On June 12, 2009, the Canadian Securities Administrators (the "CSA") published CSA Staff Notice 31-311 (the "Staff Notice") to provide those in the business of trading and advising in securities with guidance concerning the transition from the existing registration rules to the new registration regime proposed under National Instrument 31-103 Registration Requirements and Exemptions ("NI 31-103").
NI 31-103 was last published for comment on February 29, 2008 and is subject to final approval by securities regulatory authorities and governments in certain jurisdictions. If approved, CSA staff expect to publish NI 31-103 in final form on or about July 17, 2009. The proposed date for NI 31-103 to come into force is September 28, 2009 (the "Effective Date").
The Staff Notice only reflects what CSA staff is recommending to the relevant securities regulatory authorities and ministries. The Investment Industry Regulatory Organization plans to publish its own notice regarding the conversion of registration categories as a supplement to the Staff Notice.
The Staff Notice can be found on the websites of CSA members.
The National Registration Database ("NRD") will be shut down for two weeks from September 25, 2009 to October 12, 2009 (the "Freeze Period"). The purpose of the shut down is to permit the conversion of (i) existing categories of registration to the new categories of registration, and (ii) existing forms to the new proposed forms. NRD will only be accessible by authorized firm representatives in read-only form.
During the Freeze Period reinstatements, termination notices and notices of changes will have to be submitted in paper format and subsequently re-filed on NRD after the Freeze Period. The deadline for such re-filings is November 10, 2009. All other notices required to be submitted during the Freeze Period would have to be filed on NRD no later than November 24, 2009. Applications that were submitted but not approved by the Effective Date will be withdrawn from NRD and a new application using the new forms will be required. The Staff Notice specifies the dates by which applications should be submitted to increase the likelihood of processing before the Effective Date. It should be noted that new firm registrations need to be submitted by June 26 to increase the likelihood that registration is approved before the Freeze Period. Individual applications for registration with an adviser need to be filed by July 15 and August 14 is the cut off date for all other individual registrations. A new application fee for a firm registration will not be imposed if the application was made prior to the Effective Date and not approved by then.

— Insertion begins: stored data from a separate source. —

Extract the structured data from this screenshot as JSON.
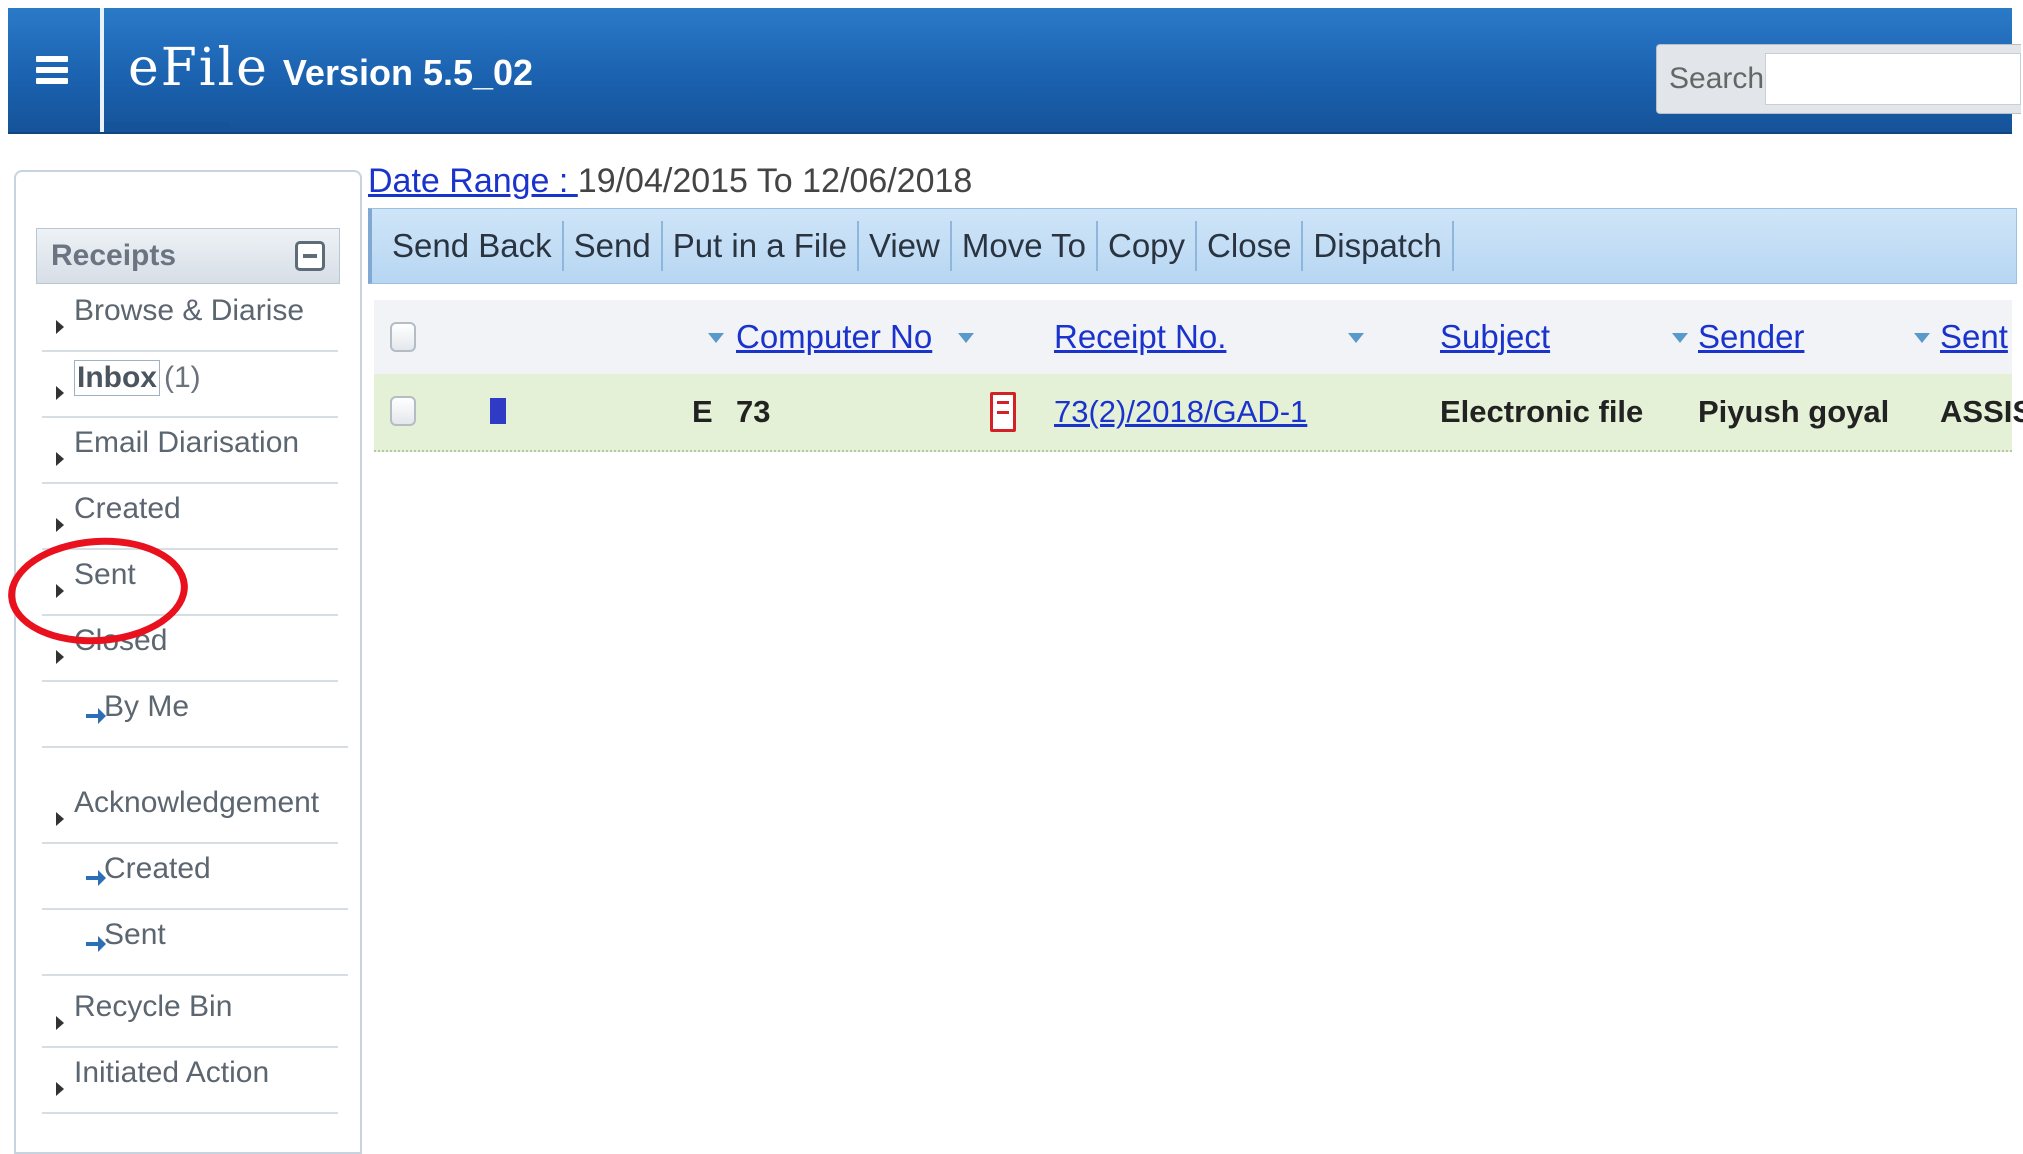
{
  "header": {
    "brand": "eFile",
    "version": "Version 5.5_02",
    "search_label": "Search",
    "search_value": ""
  },
  "sidebar": {
    "section_title": "Receipts",
    "items": [
      {
        "label": "Browse & Diarise"
      },
      {
        "label": "Inbox",
        "count": "(1)"
      },
      {
        "label": "Email Diarisation"
      },
      {
        "label": "Created"
      },
      {
        "label": "Sent"
      },
      {
        "label": "Closed"
      },
      {
        "label": "By Me"
      },
      {
        "label": "Acknowledgement"
      },
      {
        "label": "Created"
      },
      {
        "label": "Sent"
      },
      {
        "label": "Recycle Bin"
      },
      {
        "label": "Initiated Action"
      }
    ]
  },
  "main": {
    "date_range_label": "Date Range : ",
    "date_range_value": "19/04/2015 To 12/06/2018",
    "toolbar": [
      "Send Back",
      "Send",
      "Put in a File",
      "View",
      "Move To",
      "Copy",
      "Close",
      "Dispatch"
    ],
    "columns": [
      "Computer No",
      "Receipt No.",
      "Subject",
      "Sender",
      "Sent"
    ],
    "rows": [
      {
        "type": "E",
        "computer_no": "73",
        "receipt_no": "73(2)/2018/GAD-1",
        "subject": "Electronic file",
        "sender": "Piyush goyal",
        "sent": "ASSIS"
      }
    ]
  },
  "colors": {
    "header_blue": "#1b62b0",
    "link_blue": "#1a33cc",
    "row_highlight": "#e4f1d6",
    "annotation_red": "#e8111d"
  }
}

The Staff Notice sets out the existing categories of registration and the new categories into which they will be converted during the Freeze Period.
Under NI 31 -103 the definition of permitted individuals will be narrowed in order to capture only the mind and management that directly influences the registered firm. Therefore, junior officers are no longer required to seek approval. Those officers not captured by the revised definition should surrender the permitted activity or be terminated as permitted individuals after the Effective Date. Lists of officers will be generated by CDS Clearing and Depository Services Inc. and those lists will be sent by the regulators to firms after the Effective Date to assist firms with removing officers that are not permitted individuals. Non-refundable NRD user fees will be charged for such individuals if they are not removed from NRD by December 31, 2009. The Staff Notice describes steps that firms can take to avoid such fees.
CSA staff have recommended transition time periods to allow firms and individuals to comply with the new requirements. Those timelines are described in detail in the Staff Notice.
Individuals currently registered with a limited market dealer (in Ontario or Newfoundland and Labrador) will have 12 months to satisfy the new proficiency requirements and the NRD record must be updated to reflect that the proficiency requirements have been met. Firms in jurisdictions other than Ontario and Newfoundland and Labrador that act as a dealer in the exempt market prior to the Effective Date will have 12 months to apply for registration and comply with the requirements for an exempt market dealer. There is no transition for firms not active before the Effective Date.
Investment fund managers with a head office in Canada that are active prior to the Effective Date will have 12 months to register in the jurisdiction where the head office is located and 24 months to register in other applicable Canadian jurisdictions. There is no transition for firms not active prior to the Effective Date. Investment fund managers with a head office outside Canada will have 24 months to apply for registration, whether or not they were active prior to the Effective Date. The CSA plans to publish a proposal for comment next year to explain the circumstances under which an investment fund manager with a head office outside Canada would need to register and when a Canadian investment fund manager would need to register in other Canadian jurisdictions in addition to that of its head office.